An hour before dawn, I was awakened by the sound of engines along the beach. In the darkness, the three relic hunters crouched by the settling tank, their pinched faces lit by the headlamps. A long convoy of trucks and halftracks was moving into the launching ground. Soldiers jumped down from the tailboards, unloading tents and supplies.
‘What are they doing?’ I asked Quinton. ‘Are they looking for us?’
The old man cupped a scarred hand over his eyes. ‘It’s the Army,’ he said uncertainly. ‘Manoeuvres, maybe. They haven’t been here before like this.’
‘What about Hamilton?’ I gripped his bony arm. ‘Are you sure—’
He pushed me away with a show of nervous temper. ‘We’ll get him first. Don’t worry, he’ll be coming sooner than they think.’
Two nights later, as Quinton prophesied, Robert Hamilton began his final descent. From the dunes near the settling tanks, we watched him emerge from the stars on his last run. Reflected in the windows of the buried cars, a thousand images of the capsule flared in the saw grass around us. Behind the satellite, a wide fan of silver spray opened in a phantom wake.

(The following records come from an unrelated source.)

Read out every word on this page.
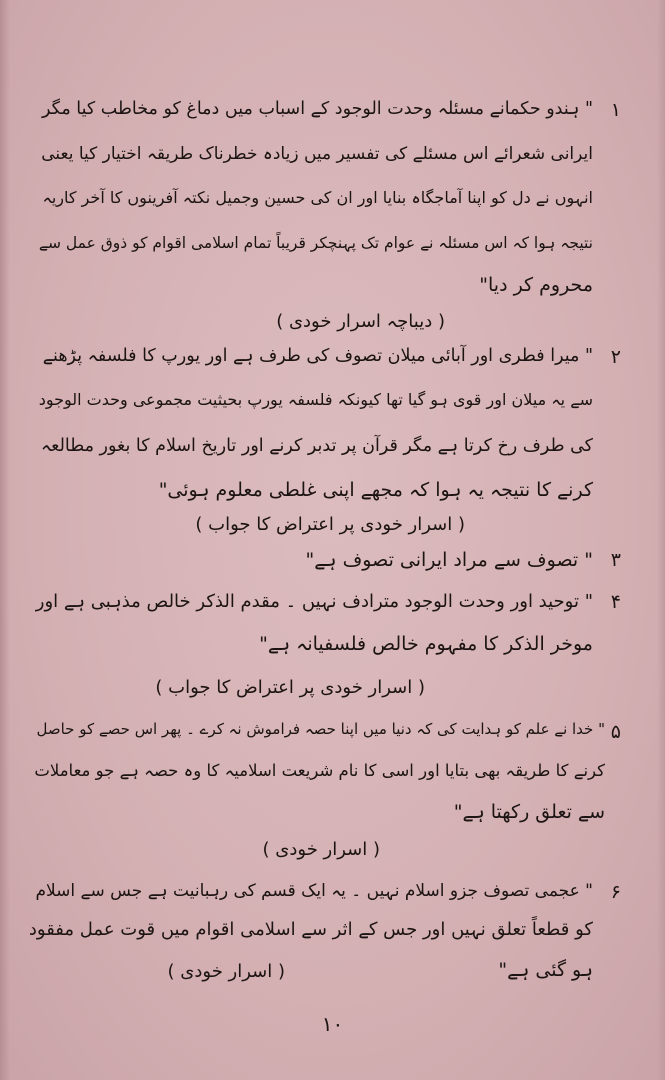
۱
" ہندو حکمانے مسئلہ وحدت الوجود کے اسباب میں دماغ کو مخاطب کیا مگر
ایرانی شعرائے اس مسئلے کی تفسیر میں زیادہ خطرناک طریقہ اختیار کیا یعنی
انہوں نے دل کو اپنا آماجگاہ بنایا اور ان کی حسین وجمیل نکتہ آفرینوں کا آخر کاریہ
نتیجہ ہوا کہ اس مسئلہ نے عوام تک پہنچکر قریباً تمام اسلامی اقوام کو ذوق عمل سے
محروم کر دیا"
( دیباچہ اسرار خودی )
۲
" میرا فطری اور آبائی میلان تصوف کی طرف ہے اور یورپ کا فلسفہ پڑھنے
سے یہ میلان اور قوی ہو گیا تھا کیونکہ فلسفہ یورپ بحیثیت مجموعی وحدت الوجود
کی طرف رخ کرتا ہے مگر قرآن پر تدبر کرنے اور تاریخ اسلام کا بغور مطالعہ
کرنے کا نتیجہ یہ ہوا کہ مجھے اپنی غلطی معلوم ہوئی"
( اسرار خودی پر اعتراض کا جواب )
۳
" تصوف سے مراد ایرانی تصوف ہے"
۴
" توحید اور وحدت الوجود مترادف نہیں ۔ مقدم الذکر خالص مذہبی ہے اور
موخر الذکر کا مفہوم خالص فلسفیانہ ہے"
( اسرار خودی پر اعتراض کا جواب )
۵
" خدا نے علم کو ہدایت کی کہ دنیا میں اپنا حصہ فراموش نہ کرے ۔ پھر اس حصے کو حاصل
کرنے کا طریقہ بھی بتایا اور اسی کا نام شریعت اسلامیہ کا وہ حصہ ہے جو معاملات
سے تعلق رکھتا ہے"
( اسرار خودی )
۶
" عجمی تصوف جزو اسلام نہیں ۔ یہ ایک قسم کی رہبانیت ہے جس سے اسلام
کو قطعاً تعلق نہیں اور جس کے اثر سے اسلامی اقوام میں قوت عمل مفقود
ہو گئی ہے"
( اسرار خودی )
۱۰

In the Army encampment by the gantries, there was a surge of activity. A blaze of headlamps crossed the concrete lanes. Since the arrival of these military units, it had become plain to me, if not to Quinton, that far from being on manoeuvres, they were preparing for the landing of Robert Hamilton’s capsule. A dozen half-tracks had been churning around the dunes, setting fire to the abandoned cabins and crushing the old car bodies. Platoons of soldiers were repairing the perimeter fence and replacing the sections of metalled road that the relic hunters had dismantled.